My spatial and statistical analysis focuses on the elections of 1928 and 1930.
In this chapter, I analyse the disintegration of German Nationalist hegemony in the villages along the North Sea coast after December 1924. In January of the following year, the DNVP entered into a Grand Coalition and was rewarded with the Finance and Economics ministries. Although the DNVP’s entry into government brought short-term benefits to its rural constituents, its participation in government discredited it as an anti-Republican force and left it exposed to its enemies to the Right. The currency stabilization ushered in by the Dawes Plan resulted in a credit constriction, followed in 1927 by harvest failure. With both structural and natural crises at hand, neither the DNVP nor the Landbund were able to provide relief. One result was the growth of the violent, anti-republican Landvolkbewegung.

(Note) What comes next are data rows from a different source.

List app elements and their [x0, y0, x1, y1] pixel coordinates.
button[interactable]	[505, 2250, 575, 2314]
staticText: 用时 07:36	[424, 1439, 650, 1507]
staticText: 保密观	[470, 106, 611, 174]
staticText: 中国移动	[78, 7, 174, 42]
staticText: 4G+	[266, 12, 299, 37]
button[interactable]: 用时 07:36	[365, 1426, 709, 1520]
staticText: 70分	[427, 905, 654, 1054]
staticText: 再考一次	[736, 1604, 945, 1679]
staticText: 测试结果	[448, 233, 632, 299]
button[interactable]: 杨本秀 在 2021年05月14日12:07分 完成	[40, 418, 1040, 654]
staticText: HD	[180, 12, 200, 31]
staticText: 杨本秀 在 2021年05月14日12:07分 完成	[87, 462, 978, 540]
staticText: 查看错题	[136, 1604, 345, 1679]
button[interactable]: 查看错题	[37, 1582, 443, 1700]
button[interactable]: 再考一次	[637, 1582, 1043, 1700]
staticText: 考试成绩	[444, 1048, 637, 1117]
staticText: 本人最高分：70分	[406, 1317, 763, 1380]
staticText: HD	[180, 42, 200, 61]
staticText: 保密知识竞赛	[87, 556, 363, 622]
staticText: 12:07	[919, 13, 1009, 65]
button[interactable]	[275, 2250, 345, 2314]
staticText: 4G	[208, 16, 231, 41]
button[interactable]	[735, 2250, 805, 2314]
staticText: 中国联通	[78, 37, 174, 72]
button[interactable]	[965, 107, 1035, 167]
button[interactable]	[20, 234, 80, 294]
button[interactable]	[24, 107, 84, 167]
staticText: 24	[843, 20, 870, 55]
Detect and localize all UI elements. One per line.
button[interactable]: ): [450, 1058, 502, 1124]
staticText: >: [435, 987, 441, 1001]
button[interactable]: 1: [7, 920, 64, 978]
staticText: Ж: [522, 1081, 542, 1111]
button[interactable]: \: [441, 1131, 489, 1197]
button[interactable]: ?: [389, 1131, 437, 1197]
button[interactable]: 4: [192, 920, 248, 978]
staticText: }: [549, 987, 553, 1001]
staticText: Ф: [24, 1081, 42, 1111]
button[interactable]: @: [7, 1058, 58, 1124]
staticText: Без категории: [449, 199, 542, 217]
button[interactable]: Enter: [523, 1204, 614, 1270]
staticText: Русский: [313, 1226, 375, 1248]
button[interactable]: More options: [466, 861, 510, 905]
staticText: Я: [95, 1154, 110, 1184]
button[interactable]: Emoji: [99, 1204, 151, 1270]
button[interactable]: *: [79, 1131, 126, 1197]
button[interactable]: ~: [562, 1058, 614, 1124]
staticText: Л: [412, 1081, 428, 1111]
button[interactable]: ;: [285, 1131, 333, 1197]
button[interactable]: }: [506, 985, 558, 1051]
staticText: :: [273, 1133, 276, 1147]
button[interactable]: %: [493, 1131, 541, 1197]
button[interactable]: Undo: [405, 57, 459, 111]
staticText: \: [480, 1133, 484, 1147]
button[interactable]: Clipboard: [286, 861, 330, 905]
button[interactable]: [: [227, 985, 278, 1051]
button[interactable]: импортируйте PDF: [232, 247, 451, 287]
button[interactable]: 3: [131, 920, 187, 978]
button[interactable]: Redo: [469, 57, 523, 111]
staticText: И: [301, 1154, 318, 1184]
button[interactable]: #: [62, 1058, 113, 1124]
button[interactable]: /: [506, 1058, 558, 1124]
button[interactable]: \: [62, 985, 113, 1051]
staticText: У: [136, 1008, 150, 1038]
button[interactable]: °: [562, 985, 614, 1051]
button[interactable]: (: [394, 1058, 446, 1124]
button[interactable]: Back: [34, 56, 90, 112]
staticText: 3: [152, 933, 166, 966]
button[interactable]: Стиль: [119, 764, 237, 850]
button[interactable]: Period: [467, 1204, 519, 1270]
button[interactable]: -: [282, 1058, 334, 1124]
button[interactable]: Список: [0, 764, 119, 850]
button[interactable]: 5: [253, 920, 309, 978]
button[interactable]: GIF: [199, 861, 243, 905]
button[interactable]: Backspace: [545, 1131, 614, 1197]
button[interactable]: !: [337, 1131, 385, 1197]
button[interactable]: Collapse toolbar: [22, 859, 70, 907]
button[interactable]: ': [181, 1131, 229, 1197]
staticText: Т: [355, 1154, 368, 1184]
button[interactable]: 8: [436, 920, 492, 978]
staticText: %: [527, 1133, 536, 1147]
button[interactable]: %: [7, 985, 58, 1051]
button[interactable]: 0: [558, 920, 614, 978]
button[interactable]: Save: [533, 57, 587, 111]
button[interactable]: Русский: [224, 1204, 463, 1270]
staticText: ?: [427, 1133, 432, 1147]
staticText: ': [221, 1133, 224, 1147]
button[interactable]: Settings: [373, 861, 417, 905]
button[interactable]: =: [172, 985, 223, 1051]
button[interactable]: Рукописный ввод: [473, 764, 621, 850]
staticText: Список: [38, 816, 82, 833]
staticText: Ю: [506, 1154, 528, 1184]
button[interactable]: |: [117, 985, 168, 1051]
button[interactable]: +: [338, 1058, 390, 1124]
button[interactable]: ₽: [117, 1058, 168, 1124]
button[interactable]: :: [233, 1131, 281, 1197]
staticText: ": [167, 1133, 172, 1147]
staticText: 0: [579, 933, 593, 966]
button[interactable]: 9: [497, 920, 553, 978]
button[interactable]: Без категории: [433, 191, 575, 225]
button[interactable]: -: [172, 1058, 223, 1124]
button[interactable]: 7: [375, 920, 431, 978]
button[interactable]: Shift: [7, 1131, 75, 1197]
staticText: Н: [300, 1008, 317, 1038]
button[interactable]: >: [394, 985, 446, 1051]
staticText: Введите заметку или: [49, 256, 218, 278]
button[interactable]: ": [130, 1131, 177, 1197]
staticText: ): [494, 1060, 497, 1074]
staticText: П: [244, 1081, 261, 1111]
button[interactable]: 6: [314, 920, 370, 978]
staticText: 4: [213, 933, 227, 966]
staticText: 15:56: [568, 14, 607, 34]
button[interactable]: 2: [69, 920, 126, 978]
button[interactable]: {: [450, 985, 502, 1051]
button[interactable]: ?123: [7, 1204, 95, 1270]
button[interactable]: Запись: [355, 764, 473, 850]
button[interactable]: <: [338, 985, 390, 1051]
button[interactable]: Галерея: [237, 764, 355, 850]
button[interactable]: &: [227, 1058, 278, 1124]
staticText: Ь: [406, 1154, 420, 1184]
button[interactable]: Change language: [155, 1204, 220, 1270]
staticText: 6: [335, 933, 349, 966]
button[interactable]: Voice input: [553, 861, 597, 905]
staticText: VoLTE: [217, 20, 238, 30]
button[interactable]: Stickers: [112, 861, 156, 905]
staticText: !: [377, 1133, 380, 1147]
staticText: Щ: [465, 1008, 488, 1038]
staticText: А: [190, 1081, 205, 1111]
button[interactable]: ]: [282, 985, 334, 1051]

Another was the fracturing German Nationalist hegemony. Despairing of the DNVP’s chances and angered by the increasingly fascistic course of the DNVP, Landbund functionaries formed a new party, the Christian-National Peasants and Landvolk Party (the CNBLP), which advocated continued cooperation with the Republican government. The German Racist Peoples Party transformed itself in the Völkisch-National-Block while the reconstituted NSDAP emerged as a powerful force on the Lüneburg Heide and the Oldenburg Geest. Wolfram Pyta and Shelley Baranowski have already laid out the general outline of rural politics for the 1920s and 1930s, as traditional rural élites lost out to new, dynamic forces, while Jeremy Noakes provides an excellent outline of the dynamics of the growth of Nazism in Lower Saxony. A recent monograph by Barry Jaekisch clearly lays out the conflicts among racist factions at the national level. The German secondary literature on my study area in this period is extremely rich, most notably that undertaken by Herbert Reyer, Dietmar von Reeken, and Dirk Stegmann. Using my GIS, I am able do what these authors cannot dot: locate and statistically analyse the fracturing of the rural electorate and demonstrate how and why the Nazis emerged as the dominant force in the northwest German countryside by 1930.